Grèce, 1986, fiction, 140 min. Le jour de mariage d'une de ses filles, un quinquagénaire quitte son milieu de vie et son emploi pour devenir apiculteur, le métier pratiqué par son père. Sur la route du nord au sud, il retrouve des parents et de vieux camarades et rencontre une jeune auto-stoppeuse.
Grèce, 1984, fiction, 137 min.
Après trente-deux ans d'exil en URSS, un émigré communiste rentre au pays et découvre une Grèce différente. Spyros retrouve son village, sa femme, sa maison et ses anciens amis, mais le temps a passé et a balayé les idées. Étranger dans son propre pays, il sera refoulé sur un radeau dans les eaux internationales.
Grèce, 1983, documentaire, 43 min. Une exploration personnelle de l'histoire et des mystères d'Athènes à travers l'itinéraire du cinéaste. Ce documentaire fait partie d'une série télévisée consacrée aux capitales culturelles européennes.
Grèce/Italie, 1980, fiction, 210 min. Racontant l'histoire d'un bandit au tournant du siècle, qui tente de régner en tyran, Alexandre le Grand est une fable politique moderne qui dénonce les abus de pouvoir.
Grèce, 1977, fiction, 165 min. La découverte dans la neige du cadavre d'un maquisard communiste qui saigne encore, trente ans après, hante un groupe de chasseurs, tous issus de la bourgeoisie au pouvoir.
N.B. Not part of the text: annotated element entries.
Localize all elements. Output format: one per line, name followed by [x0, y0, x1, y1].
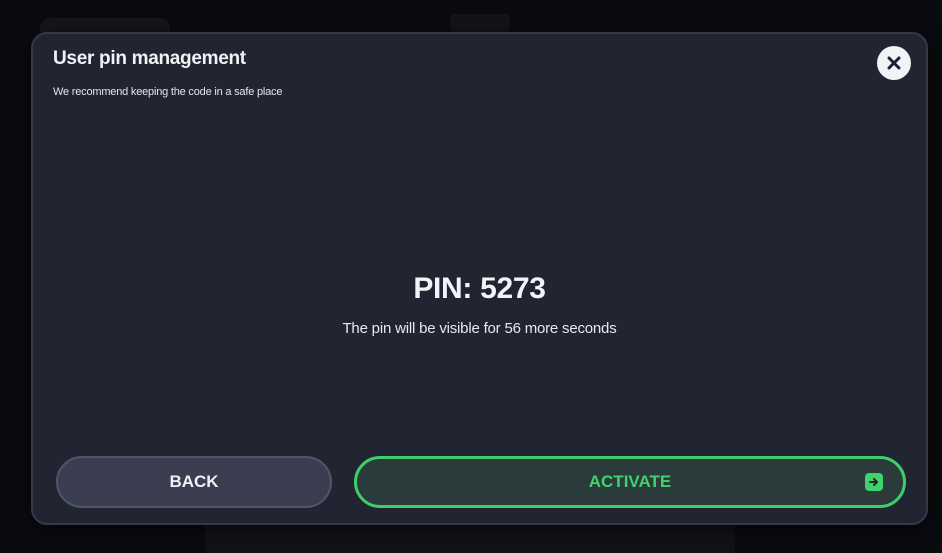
activate-button[interactable]: ACTIVATE [354, 456, 906, 508]
dialog-subtitle: We recommend keeping the code in a safe … [53, 86, 283, 98]
back-button-label: BACK [169, 472, 219, 491]
back-button[interactable]: BACK [56, 456, 332, 508]
close-button[interactable] [877, 46, 911, 80]
pin-display: PIN: 5273 The pin will be visible for 56… [33, 272, 926, 337]
pin-management-dialog: User pin management We recommend keeping… [31, 32, 928, 525]
pin-visibility-countdown: The pin will be visible for 56 more seco… [342, 320, 617, 337]
activate-button-label: ACTIVATE [588, 472, 672, 491]
dialog-title: User pin management [53, 48, 246, 69]
background-title-placeholder [450, 14, 510, 32]
arrow-right-icon [865, 473, 883, 491]
close-icon [887, 56, 901, 70]
pin-code: PIN: 5273 [413, 272, 546, 305]
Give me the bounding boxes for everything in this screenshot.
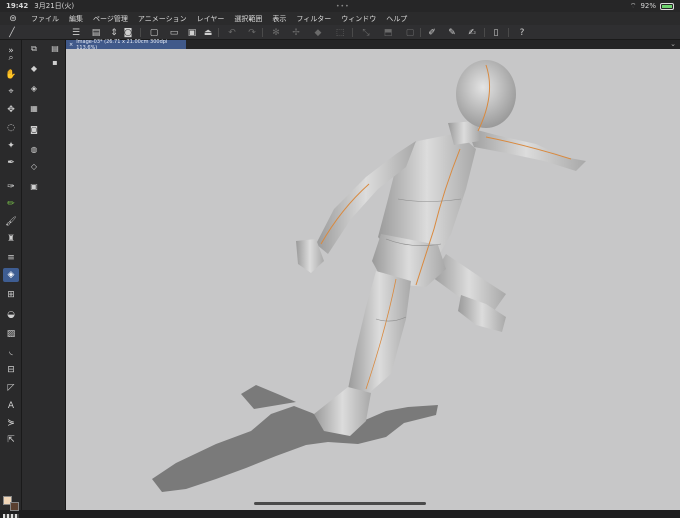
save-icon[interactable]: ▣ <box>186 27 198 38</box>
sub-tool-palette: ⧉ ◆ ◈ ▦ ◙ ◍ ◇ ▣ ▤ ▪ <box>22 40 66 510</box>
text-tool-icon[interactable]: A <box>3 399 19 413</box>
brush-icon[interactable]: 🖌 <box>3 215 19 229</box>
save-palette-icon[interactable]: ▪ <box>48 56 62 69</box>
pen-icon[interactable]: ✑ <box>3 180 19 194</box>
move-tool-icon[interactable]: ✥ <box>3 103 19 117</box>
wifi-icon: ⌔ <box>629 1 637 10</box>
zoom-tool-icon[interactable]: ⌕ <box>3 51 19 65</box>
status-time: 19:42 <box>6 2 29 10</box>
selection-expand-icon[interactable]: ▢ <box>404 27 416 38</box>
camera-layer-icon[interactable]: ◙ <box>27 123 41 136</box>
decoration-icon[interactable]: ≡ <box>3 251 19 265</box>
new-file-icon[interactable]: ▤ <box>90 27 102 38</box>
canvas-area[interactable] <box>66 49 680 510</box>
3d-figure-drawing[interactable] <box>66 49 680 510</box>
pen-tool-icon[interactable]: ✐ <box>426 27 438 38</box>
menu-layer[interactable]: レイヤー <box>192 14 230 24</box>
redo-icon[interactable]: ↷ <box>246 27 258 38</box>
fill-layer-icon[interactable]: ◈ <box>27 82 41 95</box>
magic-wand-icon[interactable]: ✦ <box>3 139 19 153</box>
balloon-icon[interactable]: ⋟ <box>3 416 19 430</box>
multitask-grip[interactable]: ••• <box>336 3 350 10</box>
pencil-tool-icon[interactable]: ✎ <box>446 27 458 38</box>
home-indicator[interactable] <box>254 502 426 505</box>
status-date: 3月21日(火) <box>34 2 75 10</box>
hand-tool-icon[interactable]: ✋ <box>3 68 19 82</box>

Grèce, 1974-1975, fiction, 230 min. De ville en ville, de village en village, une troupe de comédiens ambulants traverse la Grèce, entre 1939 et 1952, afin de présenter une pièce : « Golfo la bergère », jouée et rejouée avec un succès toujours égal. Acclamée par la critique internationale, cette fresque de presque quatre heures constitue une critique virulente contre la dictature.
Grèce, 1972, fiction, 170 min. Un prisonnier, accusé du meurtre d'un dirigeant syndical, prend en otage un député venu lui rendre visite dans sa cellule. Premier film d'une trilogie consacrée à l'histoire de la Grèce entre 1935 et 1977, ce film évoque les moments qui précèdent la dictature du Général Metaxas, imposée au pays en 1936. Jours de 36 est un film du non-dit, qui réussit à contourner la censure de la junte militaire pour « dire » la peur et la dictature.
Grèce, 1970, fiction, 110 min. Une femme assassine son mari avec la complicité de son amant. Inspiré d'un fait divers survenu le 3 mars 1970, le film propose trois reconstitutions du crime : celle de la justice, celle des journalistes et celle du cinéaste.
Grèce, 1968, fiction, 23 min. Mêlant émission de variété, direct et jeu-concours, L'Émission met en scène une équipe de journalistes errant dans les rues d'Athènes afin d'interroger les passants sur leur définition de l'homme idéal.